40G Standard Terms
HSSG has developed the 40G standard to support high-performance computing clusters, blade servers, storage area networks, and network storage. The 40G server has been commercialized. Optical transceivers for 40G networks will be QSFP optical modules with 12-core MPO. Using MPO technology to use “4 transmit and 4 receive” in 12-core fiber to realize the deployment of multimode fiber in 40G network. Each of the 4 “channels” is used to transmit 10G rates, and the parallel lines are 40G. The transmission of single-mode fiber is still realized by the CWDM technology of the two-core connector.
The 40G network transmission media defined by the HSSG include:
(1) 40GBase-SR4-100m OM3; 125m OM4-10Gx4 cores per direction.
(2) 40GBase-LR4 sparse wavelength division multiplexing -10km single mode – 4x10G works at 1300nm wavelength.
(3) 40GBase-CR4 7m/ copper cable 4x10G.
Note that the first approach above defines two types of multimode fibers:
(1) The transmission distance of OM3 multimode fiber with EMB of 2000MHz·km can reach 100m.

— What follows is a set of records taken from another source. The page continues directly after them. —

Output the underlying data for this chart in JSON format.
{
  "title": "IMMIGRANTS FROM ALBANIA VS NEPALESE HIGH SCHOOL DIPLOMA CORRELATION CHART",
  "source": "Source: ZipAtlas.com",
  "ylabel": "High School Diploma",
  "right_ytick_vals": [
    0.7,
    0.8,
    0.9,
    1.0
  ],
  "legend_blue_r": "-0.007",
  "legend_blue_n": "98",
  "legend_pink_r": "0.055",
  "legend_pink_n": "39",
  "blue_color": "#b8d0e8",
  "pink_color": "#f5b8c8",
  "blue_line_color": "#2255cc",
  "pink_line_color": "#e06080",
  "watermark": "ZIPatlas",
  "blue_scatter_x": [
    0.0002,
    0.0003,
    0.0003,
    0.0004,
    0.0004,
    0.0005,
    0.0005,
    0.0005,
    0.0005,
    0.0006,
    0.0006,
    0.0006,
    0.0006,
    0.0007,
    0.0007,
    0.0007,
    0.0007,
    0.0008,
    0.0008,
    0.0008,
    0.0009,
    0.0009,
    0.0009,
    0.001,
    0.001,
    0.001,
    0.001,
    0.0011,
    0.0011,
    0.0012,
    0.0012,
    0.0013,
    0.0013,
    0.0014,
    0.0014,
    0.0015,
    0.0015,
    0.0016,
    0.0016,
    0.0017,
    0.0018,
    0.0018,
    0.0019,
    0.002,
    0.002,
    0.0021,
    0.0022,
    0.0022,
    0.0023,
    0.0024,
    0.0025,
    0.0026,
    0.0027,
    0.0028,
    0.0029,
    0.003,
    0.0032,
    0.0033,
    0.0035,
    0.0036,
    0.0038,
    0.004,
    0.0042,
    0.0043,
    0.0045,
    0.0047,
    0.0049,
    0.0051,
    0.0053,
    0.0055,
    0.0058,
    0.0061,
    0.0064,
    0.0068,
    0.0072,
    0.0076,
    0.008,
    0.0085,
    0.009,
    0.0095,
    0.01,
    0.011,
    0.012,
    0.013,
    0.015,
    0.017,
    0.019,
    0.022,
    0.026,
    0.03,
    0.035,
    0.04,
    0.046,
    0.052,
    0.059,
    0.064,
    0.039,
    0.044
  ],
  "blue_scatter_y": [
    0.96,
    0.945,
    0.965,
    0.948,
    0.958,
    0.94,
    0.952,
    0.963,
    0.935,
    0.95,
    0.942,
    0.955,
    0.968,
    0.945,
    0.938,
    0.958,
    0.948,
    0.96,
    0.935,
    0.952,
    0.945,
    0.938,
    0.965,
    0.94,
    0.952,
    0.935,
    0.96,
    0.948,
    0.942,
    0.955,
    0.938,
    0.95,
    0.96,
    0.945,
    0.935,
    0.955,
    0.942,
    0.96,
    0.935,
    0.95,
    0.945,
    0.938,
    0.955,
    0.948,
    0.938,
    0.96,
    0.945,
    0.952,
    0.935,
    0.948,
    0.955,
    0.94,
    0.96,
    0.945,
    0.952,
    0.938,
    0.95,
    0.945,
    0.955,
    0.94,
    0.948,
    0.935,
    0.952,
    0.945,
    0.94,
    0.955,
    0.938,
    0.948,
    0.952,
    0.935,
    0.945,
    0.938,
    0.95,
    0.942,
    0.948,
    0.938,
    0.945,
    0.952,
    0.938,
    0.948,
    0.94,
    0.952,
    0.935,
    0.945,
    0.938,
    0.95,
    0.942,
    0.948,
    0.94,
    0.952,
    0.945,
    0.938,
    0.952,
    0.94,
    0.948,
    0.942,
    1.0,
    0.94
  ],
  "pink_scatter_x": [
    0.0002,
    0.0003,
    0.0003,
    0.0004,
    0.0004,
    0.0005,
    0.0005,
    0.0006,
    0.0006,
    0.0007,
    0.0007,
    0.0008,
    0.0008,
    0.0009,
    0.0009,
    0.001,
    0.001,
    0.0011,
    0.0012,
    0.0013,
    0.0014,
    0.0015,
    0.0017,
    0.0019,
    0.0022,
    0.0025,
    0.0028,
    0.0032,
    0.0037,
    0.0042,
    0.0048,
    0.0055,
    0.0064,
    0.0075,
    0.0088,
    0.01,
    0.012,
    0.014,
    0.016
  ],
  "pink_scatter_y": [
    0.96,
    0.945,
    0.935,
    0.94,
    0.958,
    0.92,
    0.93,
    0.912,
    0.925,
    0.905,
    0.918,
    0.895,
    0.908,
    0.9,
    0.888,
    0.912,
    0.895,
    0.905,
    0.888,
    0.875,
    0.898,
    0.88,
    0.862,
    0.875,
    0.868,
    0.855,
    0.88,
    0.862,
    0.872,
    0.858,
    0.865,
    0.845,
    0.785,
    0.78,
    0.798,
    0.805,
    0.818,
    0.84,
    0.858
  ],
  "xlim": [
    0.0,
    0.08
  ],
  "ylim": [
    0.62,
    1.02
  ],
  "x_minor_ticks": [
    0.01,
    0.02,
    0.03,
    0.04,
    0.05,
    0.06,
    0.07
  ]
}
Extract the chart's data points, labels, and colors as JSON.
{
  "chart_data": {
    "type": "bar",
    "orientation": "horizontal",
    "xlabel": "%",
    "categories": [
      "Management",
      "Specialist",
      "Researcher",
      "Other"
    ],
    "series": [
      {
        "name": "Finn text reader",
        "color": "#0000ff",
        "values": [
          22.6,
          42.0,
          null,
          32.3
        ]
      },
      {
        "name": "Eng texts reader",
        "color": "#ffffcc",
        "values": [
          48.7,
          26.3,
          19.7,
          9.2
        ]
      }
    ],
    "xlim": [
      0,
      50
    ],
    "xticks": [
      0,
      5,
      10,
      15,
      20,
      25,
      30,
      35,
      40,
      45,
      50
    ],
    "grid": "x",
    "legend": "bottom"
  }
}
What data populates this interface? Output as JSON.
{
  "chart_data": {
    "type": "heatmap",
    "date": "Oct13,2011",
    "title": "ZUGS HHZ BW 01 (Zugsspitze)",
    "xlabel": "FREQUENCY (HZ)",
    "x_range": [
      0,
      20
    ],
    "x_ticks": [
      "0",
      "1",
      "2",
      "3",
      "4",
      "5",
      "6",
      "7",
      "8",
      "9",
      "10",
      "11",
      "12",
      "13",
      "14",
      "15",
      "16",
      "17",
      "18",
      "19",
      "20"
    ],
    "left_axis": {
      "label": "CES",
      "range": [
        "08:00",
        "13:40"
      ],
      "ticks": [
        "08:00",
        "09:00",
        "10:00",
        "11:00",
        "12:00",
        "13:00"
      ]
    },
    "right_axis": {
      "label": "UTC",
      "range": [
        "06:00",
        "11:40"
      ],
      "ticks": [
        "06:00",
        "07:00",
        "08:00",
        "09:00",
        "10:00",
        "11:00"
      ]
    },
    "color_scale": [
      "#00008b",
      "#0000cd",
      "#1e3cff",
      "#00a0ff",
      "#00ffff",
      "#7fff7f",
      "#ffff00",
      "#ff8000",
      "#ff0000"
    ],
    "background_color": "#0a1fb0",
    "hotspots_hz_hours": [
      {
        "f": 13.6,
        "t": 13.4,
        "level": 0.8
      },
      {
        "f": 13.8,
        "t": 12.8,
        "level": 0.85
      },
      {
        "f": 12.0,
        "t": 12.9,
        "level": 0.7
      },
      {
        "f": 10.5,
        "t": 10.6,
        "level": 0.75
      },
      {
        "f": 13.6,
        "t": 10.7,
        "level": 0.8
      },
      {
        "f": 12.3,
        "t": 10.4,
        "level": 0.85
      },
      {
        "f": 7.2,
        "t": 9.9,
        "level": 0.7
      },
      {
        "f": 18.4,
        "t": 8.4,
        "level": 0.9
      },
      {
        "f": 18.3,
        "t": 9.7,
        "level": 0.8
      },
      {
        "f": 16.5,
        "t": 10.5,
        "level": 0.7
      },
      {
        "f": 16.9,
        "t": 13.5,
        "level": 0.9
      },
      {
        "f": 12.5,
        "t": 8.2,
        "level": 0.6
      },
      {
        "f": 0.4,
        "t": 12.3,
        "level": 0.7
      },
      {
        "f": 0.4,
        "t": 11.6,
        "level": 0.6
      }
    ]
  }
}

(2) The transmission distance of OM4 multimode fiber with EMB of 4700MHz·km can reach 125m.
40G Evolution Road
For an installed 12-fiber MPO fiber optic module system to evolve to 40G, simply remove the existing modules from equipment cabinets and cross-connect fiber optic panels and replace them with MPO fiber optic adapter panels. Secondly, the cross-connection in the backbone distribution area and the interconnection of the QSFP are done with a suitable 12-core MPO fiber patch cord. Although the current 24-pin MPO connector has not achieved commercial scale in the pre-connection system, in the future, this 24-pin MPO connector will inevitably be used in trunk cables or fiber optic modules. Based on this, the 40G network necessarily requires the deployment of branch jumpers for connection between QSFP transceivers and trunk cables, and two 12-pin MPO connectors and one 24-pin MPO connector are pre-terminated at both ends. In this way, the necessary interface is provided for the 24-fiber MPO trunk cable and 40G QSFP. At the same time, a 24-core MPO fiber patch cord for system cross-connection provides the necessary guarantee for polarity maintenance and jitter requirements.
40G Polarity Management
Not only does the physical layer infrastructure need to be properly configured, but also to ensure polarity management of the optical components within it. The so-called polarity of pre-connection can be simply understood that the optical transmission component can ensure that the receiving end of the optical signal can receive the signal sent by the transmitting end from the correct port, and the transceiver link is bidirectional. In the international standard TIA 568C.0, there are descriptions of many ways to support the polarity management of dual-core connectors. However, when evolving to a 40G network based on parallel optical technology, its polarity management becomes somewhat complicated. The QSFP port transceiver point of the 40G network bit. Polarity must be considered when designing and building system links using pre-connected backbone cables and interconnects components.
More and more physical layer vendors are actively preparing, planning, and promoting their own 40/100G Ethernet solutions. Ultimately, the responsibility for ensuring the compatibility, scalability, and availability of the network infrastructure rests with the network designer. The 40/100G standard introduces new physical layer device interfaces, new requirements for link performance and transmission distance metrics, and an emphasis on fiber port density for active devices. Because of this, with a general understanding of these factors and requirements, network designers will ensure their data centers are ready for the upcoming 40/100G lanes.